Vaginal bleeding and discharge

After giving birth it is common that you will have vaginal bleeding and discharge (this is called lochia), even if you had a C-section. This is your body’s way of eliminating the extra blood and tissue that was used to grow and nourish your baby. Expect for this to be heavier at first (up to 10 days), but then taper off. Light bleeding and spotting can last up to six weeks after delivery. It is important that you use only sanitary pads during this time. Using tampons can introduce bacteria and lead to infection. Changing sanitary pads frequently helps reduce the risk of infection.

Care of Perineum

The perineum is the area between your vagina and anus. This area  will be sore and possibly swollen and have stitches called episiotomy after vaginal birth for several weeks. use a squirt bottle to rinse the perineum with warm water after using the toilet and sitting on an icepack several times a day for 10 minutes. will help relieve the pain. If you have stitches from a cesarean birth (C-section), skin stitches heal in 5-10 days The deeper stitches in will take longer to heal. 

Rest and Sleep

Allow your body to heal by getting plenty of rest. In the first few weeks, you need to let someone else take care of all responsibilities other than feeding your baby and taking care of yourself. Adjusting to a newborn's sleep patterns can be challenging, but getting adequate rest is crucial for postpartum recovery. Taking short naps when the baby sleeps and accepting help from family or friends for household chores can provide new mothers with the necessary rest they need to heal.

Nutritional Needs

Proper nutrition is essential during the postpartum period to support healing and breastfeeding. A balanced diet that includes fruits, vegetables, whole grains, lean proteins, and healthy fats can aid in replenishing nutrient stores. Drinking plenty of water and limiting caffeine and alcohol intake are also recommended.

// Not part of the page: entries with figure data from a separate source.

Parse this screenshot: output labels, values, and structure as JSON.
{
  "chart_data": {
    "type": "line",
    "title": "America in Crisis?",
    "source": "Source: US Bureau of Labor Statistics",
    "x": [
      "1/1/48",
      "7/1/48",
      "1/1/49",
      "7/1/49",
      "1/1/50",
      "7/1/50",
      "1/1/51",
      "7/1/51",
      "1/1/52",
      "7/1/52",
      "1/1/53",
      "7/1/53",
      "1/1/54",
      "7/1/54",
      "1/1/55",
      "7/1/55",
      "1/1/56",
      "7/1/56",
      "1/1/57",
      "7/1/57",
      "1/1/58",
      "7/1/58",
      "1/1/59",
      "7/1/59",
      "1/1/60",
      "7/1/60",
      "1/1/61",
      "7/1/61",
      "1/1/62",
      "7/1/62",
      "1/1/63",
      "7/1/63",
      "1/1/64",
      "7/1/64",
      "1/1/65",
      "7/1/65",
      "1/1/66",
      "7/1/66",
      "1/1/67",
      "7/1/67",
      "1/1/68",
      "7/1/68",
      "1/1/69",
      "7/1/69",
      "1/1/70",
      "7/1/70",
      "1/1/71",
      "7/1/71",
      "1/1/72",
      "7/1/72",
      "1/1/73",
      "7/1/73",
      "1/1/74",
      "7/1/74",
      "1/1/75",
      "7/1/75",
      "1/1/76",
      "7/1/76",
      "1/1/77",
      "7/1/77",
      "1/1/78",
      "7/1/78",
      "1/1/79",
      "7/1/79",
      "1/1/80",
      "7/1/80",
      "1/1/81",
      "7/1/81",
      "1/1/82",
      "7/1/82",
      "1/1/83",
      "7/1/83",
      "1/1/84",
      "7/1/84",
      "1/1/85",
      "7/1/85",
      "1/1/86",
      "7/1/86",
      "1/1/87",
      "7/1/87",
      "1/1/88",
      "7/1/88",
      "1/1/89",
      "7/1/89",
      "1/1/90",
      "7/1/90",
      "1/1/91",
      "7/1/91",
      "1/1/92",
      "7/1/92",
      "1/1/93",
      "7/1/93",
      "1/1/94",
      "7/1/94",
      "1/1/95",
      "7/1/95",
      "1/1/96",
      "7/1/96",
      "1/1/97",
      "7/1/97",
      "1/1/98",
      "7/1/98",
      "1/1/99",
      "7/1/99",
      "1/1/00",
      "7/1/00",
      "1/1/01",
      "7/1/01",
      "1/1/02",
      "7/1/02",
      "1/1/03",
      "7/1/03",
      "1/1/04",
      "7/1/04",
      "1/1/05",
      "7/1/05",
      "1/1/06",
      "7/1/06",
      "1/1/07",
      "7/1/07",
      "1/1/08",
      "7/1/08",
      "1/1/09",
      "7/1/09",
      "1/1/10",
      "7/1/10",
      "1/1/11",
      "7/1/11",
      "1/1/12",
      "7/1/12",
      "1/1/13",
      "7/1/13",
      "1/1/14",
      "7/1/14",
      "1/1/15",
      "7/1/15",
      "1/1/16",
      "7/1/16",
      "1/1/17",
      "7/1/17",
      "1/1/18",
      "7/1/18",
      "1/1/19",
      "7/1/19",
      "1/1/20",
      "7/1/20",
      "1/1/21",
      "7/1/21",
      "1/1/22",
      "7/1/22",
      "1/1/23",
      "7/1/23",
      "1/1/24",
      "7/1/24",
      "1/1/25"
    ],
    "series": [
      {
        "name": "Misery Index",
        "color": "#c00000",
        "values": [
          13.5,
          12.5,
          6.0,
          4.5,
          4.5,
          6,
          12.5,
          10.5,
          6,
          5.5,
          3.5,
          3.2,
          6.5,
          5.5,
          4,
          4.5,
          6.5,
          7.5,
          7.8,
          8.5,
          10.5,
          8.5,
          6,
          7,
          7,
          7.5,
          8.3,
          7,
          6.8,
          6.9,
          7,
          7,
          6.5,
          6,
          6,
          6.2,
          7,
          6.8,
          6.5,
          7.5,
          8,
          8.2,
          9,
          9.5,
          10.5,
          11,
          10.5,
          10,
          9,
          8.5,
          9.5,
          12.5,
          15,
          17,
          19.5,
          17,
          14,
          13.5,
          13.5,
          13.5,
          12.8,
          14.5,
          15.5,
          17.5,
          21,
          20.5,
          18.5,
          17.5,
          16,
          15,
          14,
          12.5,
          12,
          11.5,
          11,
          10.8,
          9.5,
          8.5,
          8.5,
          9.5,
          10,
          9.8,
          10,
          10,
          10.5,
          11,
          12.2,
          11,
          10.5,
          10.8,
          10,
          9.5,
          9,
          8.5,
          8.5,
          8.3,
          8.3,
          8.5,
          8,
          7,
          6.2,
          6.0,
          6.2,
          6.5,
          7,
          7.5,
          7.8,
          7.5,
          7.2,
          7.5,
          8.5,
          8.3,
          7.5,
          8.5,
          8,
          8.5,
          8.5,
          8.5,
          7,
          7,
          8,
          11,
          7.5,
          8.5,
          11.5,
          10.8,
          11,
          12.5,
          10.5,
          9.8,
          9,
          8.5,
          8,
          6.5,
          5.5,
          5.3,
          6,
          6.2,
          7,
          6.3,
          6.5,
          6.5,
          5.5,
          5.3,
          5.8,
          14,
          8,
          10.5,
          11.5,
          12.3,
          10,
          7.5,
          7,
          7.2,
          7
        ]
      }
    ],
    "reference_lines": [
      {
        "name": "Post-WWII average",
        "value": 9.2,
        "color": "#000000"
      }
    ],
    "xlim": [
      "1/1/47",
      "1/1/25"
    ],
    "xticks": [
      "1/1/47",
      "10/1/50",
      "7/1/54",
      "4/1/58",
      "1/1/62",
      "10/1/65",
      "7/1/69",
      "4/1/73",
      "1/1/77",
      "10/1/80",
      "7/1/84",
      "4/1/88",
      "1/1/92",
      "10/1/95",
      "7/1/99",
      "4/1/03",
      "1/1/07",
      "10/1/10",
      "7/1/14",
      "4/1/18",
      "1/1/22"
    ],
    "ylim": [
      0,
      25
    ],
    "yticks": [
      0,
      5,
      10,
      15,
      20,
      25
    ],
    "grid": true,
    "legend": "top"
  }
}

Light walking and gentle stretching exercises can promote blood circulation and healing. Pelvic floor exercises, commonly known as Kegels, can help strengthen the pelvic floor muscles weakened during pregnancy and childbirth. These exercises can aid in bladder control, prevent urinary incontinence, and promote faster recovery. Consult with a healthcare provider on the appropriate technique and timing for performing these exercises. 

Breast Care

Engorgement and soreness are common during the early days of breastfeeding. Proper positioning and latching techniques can help prevent nipple soreness. Applying warm compresses or cold packs can provide relief. Expressing breast milk if engorgement occurs can also help relieve discomfort.

Emotional Well-being

Postpartum Blues

Many women experience mood swings, tearfulness, and anxiety, commonly known as the "baby blues," in the first few days after childbirth. These symptoms usually subside within a couple of weeks. Seeking emotional support from partners, family, or support groups can help alleviate these feelings.

Postpartum Depression (PPD)

It is a more severe and long-lasting form of emotional distress. It affects approximately 10-20% of women after childbirth. If feelings of sadness, hopelessness, or thoughts of self-harm persist beyond the first two weeks or worsen, it is essential to seek professional help from a healthcare provider.

Postpartum care is vital for new mothers to ensure a healthy recovery after giving birth. By focusing on physical recovery, emotional well-being, rest, nutrition, and pelvic floor exercises, women can support their bodies and minds during this transformative period. Remember to seek guidance from healthcare professionals if you have any concerns or experience persistent symptoms. Taking care of yourself is not selfish but essential for the well-being of both you and your baby.